Apple’s approach to privacy has been a topic for quite a while now. Five or six years ago, when it became clear how important machine learning would be, a lot of people wondered if Apple’s increasingly vocal advocacy for privacy could be a strategic liability. ML was the future and ML was data, but Apple was talking a lot about not collecting data. It turned out that Apple was able to collect all the data it wanted, in ways that it could claim were still private, and perhaps just as importantly it was also able to persuade machine learning people to find a home inside Apple’s culture. Conversely, privacy has become more and more of a strategic asset, both in the abstract as a marketing tool but much more tangibly as Apple built things like payment, credit cards, smart speakers, watches, biometric sensors and now, probably, AR glasses (which, amongst other things, are a wearable camera and microphone).
This also reflects a broader theme – Apple has a tendency to build up strategic assets in discrete blocks and small parts of products, and then combine them into one.
It’s been planning to shift the Mac to its own silicon for close to a decade, and added biometrics to its products before adding Apple Pay and then a credit card. Now it has Apple Pay and ‘Sign in with Apple’ as new building blocks on the web, that might be combined into other things. It seems pretty obvious that Privacy is another of those building blocks, deployed step by step in lots of different places. Privacy has been good business for Apple, and advertising is a bigger business than all of those.
(emphasis mine)
The most important takeaway here – Apple building small parts of “strategic assets” and then using its marketing machinery to push through what’s possible. I won’t get into specifics of “ad-business” – it is of no context here. However, Apple is pushing through the idea of “cohorts”. like what Google is promising to do with the browser. Instead of individual targeting, it is going to target groups of individuals.

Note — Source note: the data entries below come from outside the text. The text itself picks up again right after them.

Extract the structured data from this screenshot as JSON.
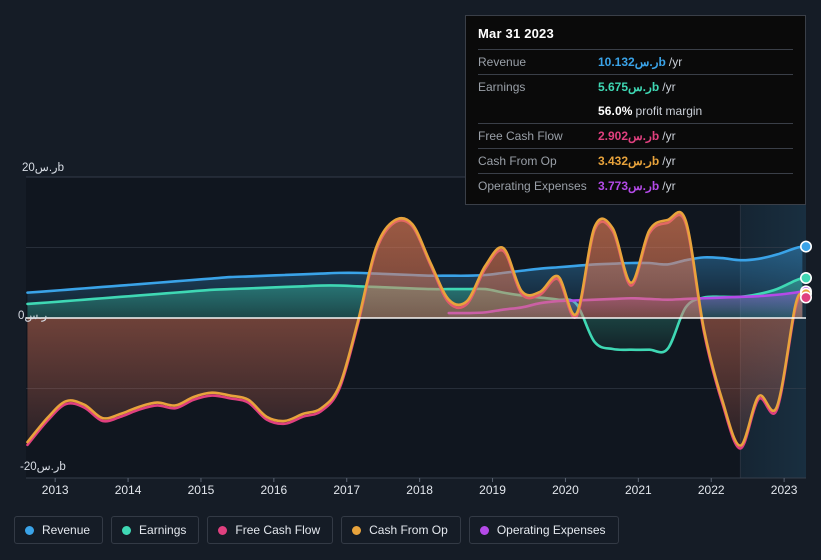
{
  "theme": {
    "background": "#151c26",
    "plot_background": "#10161f",
    "gridline": "#3a4250",
    "zero_line": "#ffffff",
    "axis_text": "#e2e6ec"
  },
  "tooltip": {
    "date": "Mar 31 2023",
    "rows": [
      {
        "label": "Revenue",
        "value": "10.132ر.سb",
        "unit": "/yr",
        "color": "#3aa3e8"
      },
      {
        "label": "Earnings",
        "value": "5.675ر.سb",
        "unit": "/yr",
        "color": "#3fd8b4"
      },
      {
        "label": "",
        "value": "56.0%",
        "unit": "profit margin",
        "color": "#ffffff"
      },
      {
        "label": "Free Cash Flow",
        "value": "2.902ر.سb",
        "unit": "/yr",
        "color": "#e0407f"
      },
      {
        "label": "Cash From Op",
        "value": "3.432ر.سb",
        "unit": "/yr",
        "color": "#e8a33c"
      },
      {
        "label": "Operating Expenses",
        "value": "3.773ر.سb",
        "unit": "/yr",
        "color": "#b44ae8"
      }
    ]
  },
  "legend": {
    "items": [
      {
        "label": "Revenue",
        "color": "#3aa3e8"
      },
      {
        "label": "Earnings",
        "color": "#3fd8b4"
      },
      {
        "label": "Free Cash Flow",
        "color": "#e0407f"
      },
      {
        "label": "Cash From Op",
        "color": "#e8a33c"
      },
      {
        "label": "Operating Expenses",
        "color": "#b44ae8"
      }
    ]
  },
  "chart_data": {
    "type": "line",
    "title": "",
    "xlabel": "",
    "ylabel": "",
    "currency": "ر.س",
    "unit": "b",
    "grid": true,
    "legend_position": "bottom",
    "ylim": [
      -20,
      20
    ],
    "ytick_labels": [
      "20ر.سb",
      "0ر.س",
      "-20ر.سb"
    ],
    "ytick_values": [
      20,
      0,
      -20
    ],
    "xlim": [
      2012.6,
      2023.3
    ],
    "xtick_labels": [
      "2013",
      "2014",
      "2015",
      "2016",
      "2017",
      "2018",
      "2019",
      "2020",
      "2021",
      "2022",
      "2023"
    ],
    "xtick_values": [
      2013,
      2014,
      2015,
      2016,
      2017,
      2018,
      2019,
      2020,
      2021,
      2022,
      2023
    ],
    "forecast_boundary": 2022.4,
    "x": [
      2012.62,
      2012.9,
      2013.15,
      2013.4,
      2013.65,
      2013.9,
      2014.15,
      2014.4,
      2014.65,
      2014.9,
      2015.15,
      2015.4,
      2015.65,
      2015.9,
      2016.15,
      2016.4,
      2016.65,
      2016.9,
      2017.15,
      2017.4,
      2017.65,
      2017.9,
      2018.15,
      2018.4,
      2018.65,
      2018.9,
      2019.15,
      2019.4,
      2019.65,
      2019.9,
      2020.15,
      2020.4,
      2020.65,
      2020.9,
      2021.15,
      2021.4,
      2021.65,
      2021.9,
      2022.15,
      2022.4,
      2022.65,
      2022.9,
      2023.15,
      2023.25
    ],
    "series": [
      {
        "name": "Revenue",
        "color": "#3aa3e8",
        "values": [
          3.6,
          3.8,
          4.0,
          4.2,
          4.4,
          4.6,
          4.8,
          5.0,
          5.2,
          5.4,
          5.6,
          5.8,
          5.9,
          6.0,
          6.1,
          6.2,
          6.3,
          6.4,
          6.4,
          6.3,
          6.2,
          6.1,
          6.0,
          6.0,
          6.0,
          6.1,
          6.4,
          6.7,
          7.0,
          7.2,
          7.4,
          7.6,
          7.7,
          7.8,
          7.8,
          7.6,
          8.2,
          8.6,
          8.5,
          8.2,
          8.4,
          9.0,
          9.9,
          10.132
        ]
      },
      {
        "name": "Earnings",
        "color": "#3fd8b4",
        "values": [
          2.0,
          2.2,
          2.4,
          2.6,
          2.8,
          3.0,
          3.2,
          3.4,
          3.6,
          3.8,
          4.0,
          4.1,
          4.2,
          4.3,
          4.4,
          4.5,
          4.6,
          4.6,
          4.5,
          4.4,
          4.3,
          4.2,
          4.1,
          4.1,
          4.1,
          4.1,
          3.6,
          3.2,
          2.9,
          2.6,
          2.0,
          -3.4,
          -4.4,
          -4.5,
          -4.5,
          -4.4,
          1.5,
          2.9,
          3.0,
          3.0,
          3.4,
          4.1,
          5.3,
          5.675
        ]
      },
      {
        "name": "Free Cash Flow",
        "color": "#e0407f",
        "values": [
          -18.0,
          -14.5,
          -12.2,
          -12.7,
          -14.6,
          -14.0,
          -13.0,
          -12.4,
          -12.8,
          -11.6,
          -11.0,
          -11.4,
          -12.0,
          -14.4,
          -15.0,
          -14.0,
          -13.2,
          -10.0,
          -1.0,
          9.5,
          13.5,
          13.0,
          7.5,
          2.2,
          2.0,
          7.0,
          9.5,
          3.4,
          3.3,
          5.5,
          0.2,
          12.5,
          12.3,
          4.6,
          12.0,
          13.5,
          13.4,
          -2.0,
          -12.0,
          -18.5,
          -11.5,
          -13.0,
          1.2,
          2.902
        ]
      },
      {
        "name": "Cash From Op",
        "color": "#e8a33c",
        "values": [
          -17.6,
          -14.1,
          -11.8,
          -12.3,
          -14.2,
          -13.6,
          -12.6,
          -12.0,
          -12.4,
          -11.2,
          -10.6,
          -11.0,
          -11.6,
          -14.0,
          -14.6,
          -13.6,
          -12.8,
          -9.6,
          -0.6,
          9.9,
          13.8,
          13.3,
          7.8,
          2.6,
          2.4,
          7.4,
          9.9,
          3.8,
          3.7,
          5.9,
          0.6,
          12.9,
          12.7,
          5.0,
          12.4,
          13.9,
          13.8,
          -1.6,
          -11.6,
          -18.1,
          -11.1,
          -12.6,
          1.6,
          3.432
        ]
      },
      {
        "name": "Operating Expenses",
        "color": "#b44ae8",
        "values": [
          null,
          null,
          null,
          null,
          null,
          null,
          null,
          null,
          null,
          null,
          null,
          null,
          null,
          null,
          null,
          null,
          null,
          null,
          null,
          null,
          null,
          null,
          null,
          0.7,
          0.7,
          0.8,
          1.2,
          1.5,
          2.1,
          2.4,
          2.5,
          2.6,
          2.7,
          2.8,
          2.7,
          2.6,
          2.7,
          2.8,
          2.9,
          3.0,
          3.1,
          3.3,
          3.6,
          3.773
        ]
      }
    ],
    "endpoint_markers": [
      {
        "series": "Revenue",
        "value": 10.132,
        "color": "#3aa3e8"
      },
      {
        "series": "Earnings",
        "value": 5.675,
        "color": "#3fd8b4"
      },
      {
        "series": "Operating Expenses",
        "value": 3.773,
        "color": "#b44ae8"
      },
      {
        "series": "Cash From Op",
        "value": 3.432,
        "color": "#e8a33c"
      },
      {
        "series": "Free Cash Flow",
        "value": 2.902,
        "color": "#e0407f"
      }
    ]
  }
}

I had written about it earlier.
My stance is privacy is clear.
Here’s something from the Vivaldi Blog
Advertising companies no longer get to see a unique identifier so they cannot see exactly what you browsed — unless they also happen to be the same company that makes the browser you are using — so they cannot see you specifically. It does sound great.

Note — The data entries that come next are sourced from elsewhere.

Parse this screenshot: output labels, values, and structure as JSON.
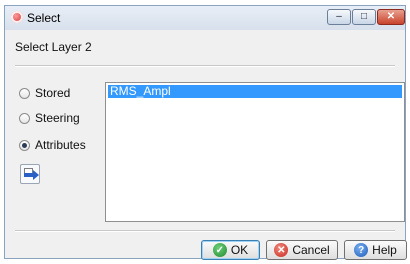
{
  "window": {
    "title": "Select",
    "controls": {
      "minimize_glyph": "–",
      "maximize_glyph": "□",
      "close_glyph": "✕"
    }
  },
  "dialog": {
    "heading": "Select Layer 2",
    "options": [
      {
        "label": "Stored",
        "selected": false
      },
      {
        "label": "Steering",
        "selected": false
      },
      {
        "label": "Attributes",
        "selected": true
      }
    ],
    "list": {
      "items": [
        "RMS_Ampl"
      ],
      "selected_index": 0
    }
  },
  "buttons": {
    "ok": "OK",
    "cancel": "Cancel",
    "help": "Help"
  },
  "icons": {
    "app": "app-icon",
    "tool": "apply-arrow-icon",
    "ok": "check-circle-icon",
    "cancel": "cancel-circle-icon",
    "help": "help-circle-icon"
  },
  "colors": {
    "selection": "#3399ff",
    "title_bar": "#d7e0ec",
    "close_button": "#c8432b"
  }
}
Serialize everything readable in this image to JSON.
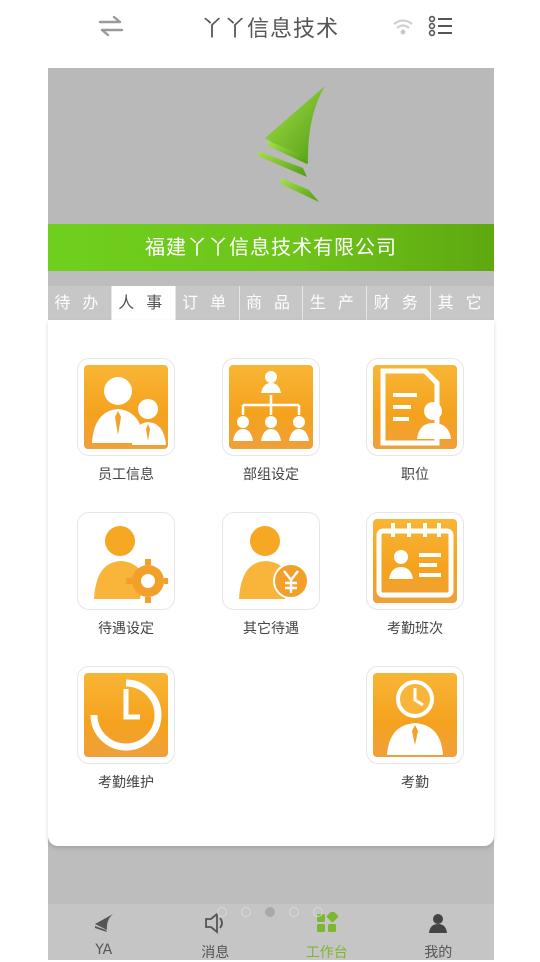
{
  "header": {
    "title": "丫丫信息技术",
    "left_icon": "swap-arrows-icon",
    "right_icons": [
      "wifi-icon",
      "list-menu-icon"
    ]
  },
  "banner": {
    "company_name": "福建丫丫信息技术有限公司",
    "logo_icon": "sail-logo-icon"
  },
  "tabs": [
    {
      "label": "待办",
      "active": false
    },
    {
      "label": "人事",
      "active": true
    },
    {
      "label": "订单",
      "active": false
    },
    {
      "label": "商品",
      "active": false
    },
    {
      "label": "生产",
      "active": false
    },
    {
      "label": "财务",
      "active": false
    },
    {
      "label": "其它",
      "active": false
    }
  ],
  "grid": [
    {
      "label": "员工信息",
      "icon": "employees-icon"
    },
    {
      "label": "部组设定",
      "icon": "org-chart-icon"
    },
    {
      "label": "职位",
      "icon": "position-document-icon"
    },
    {
      "label": "待遇设定",
      "icon": "user-gear-icon"
    },
    {
      "label": "其它待遇",
      "icon": "user-yen-icon"
    },
    {
      "label": "考勤班次",
      "icon": "calendar-card-icon"
    },
    {
      "label": "考勤维护",
      "icon": "clock-dial-icon"
    },
    {
      "label": "考勤",
      "icon": "user-clock-icon"
    }
  ],
  "pager": {
    "count": 5,
    "active_index": 2
  },
  "bottom_nav": [
    {
      "label": "YA",
      "icon": "ya-logo-icon",
      "active": false
    },
    {
      "label": "消息",
      "icon": "speaker-icon",
      "active": false
    },
    {
      "label": "工作台",
      "icon": "dashboard-grid-icon",
      "active": true
    },
    {
      "label": "我的",
      "icon": "person-icon",
      "active": false
    }
  ],
  "colors": {
    "accent_green": "#7cb82f",
    "tile_orange": "#f4a21e",
    "banner_green": "#6fcf1e"
  }
}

But they can see that every person who buys certain medical products seems to be in the group (FLoC) 1324, or 98744, or 19287. They can still work out that you have that certain medical issue. That you seem to be in a certain age group, or that you seem to have certain character traits because you share the same ID as other people that have those traits. The company that gets to know the most about that ID is the one that controls the largest amount of the advertising space — Google.
(emphasis mine)
Going back to what Ben Evans writes on Apple’s proposal:
In parallel, Apple has built up its own ad system on the iPhone, which records, tracks and targets users and serves them ads, but does this on the device itself rather than on the cloud, and only its own apps and services. Apple tracks lots of different aspects of your behaviour and uses that data to put you into anonymised interest-based cohorts and serve you ads that are targeted to your interests, in the App Store, Stocks and News apps. You can read Apple’s description of that here – Apple is tracking a lot of user data, but nothing leaves your phone. Your phone is tracking you, but it doesn’t tell anyone anything
If you see the whole picture, your phone will eventually track you for everything. It’s tracking your sleep patterns and physical activity through your Apple Watch. I won’t be surprised you start getting advertisements for “health apps” with subscriptions. They will price it higher by making specific statistical bets you will remain unhealthy – because you have used Apple Notes (and Apple Pay) for your groceries. If you zoom out, the probability of you using your health service provider in your location can be extrapolated to your entire locality/town, and premiums will eventually reflect your behaviour.
Still need that shiny iGadget? Think again.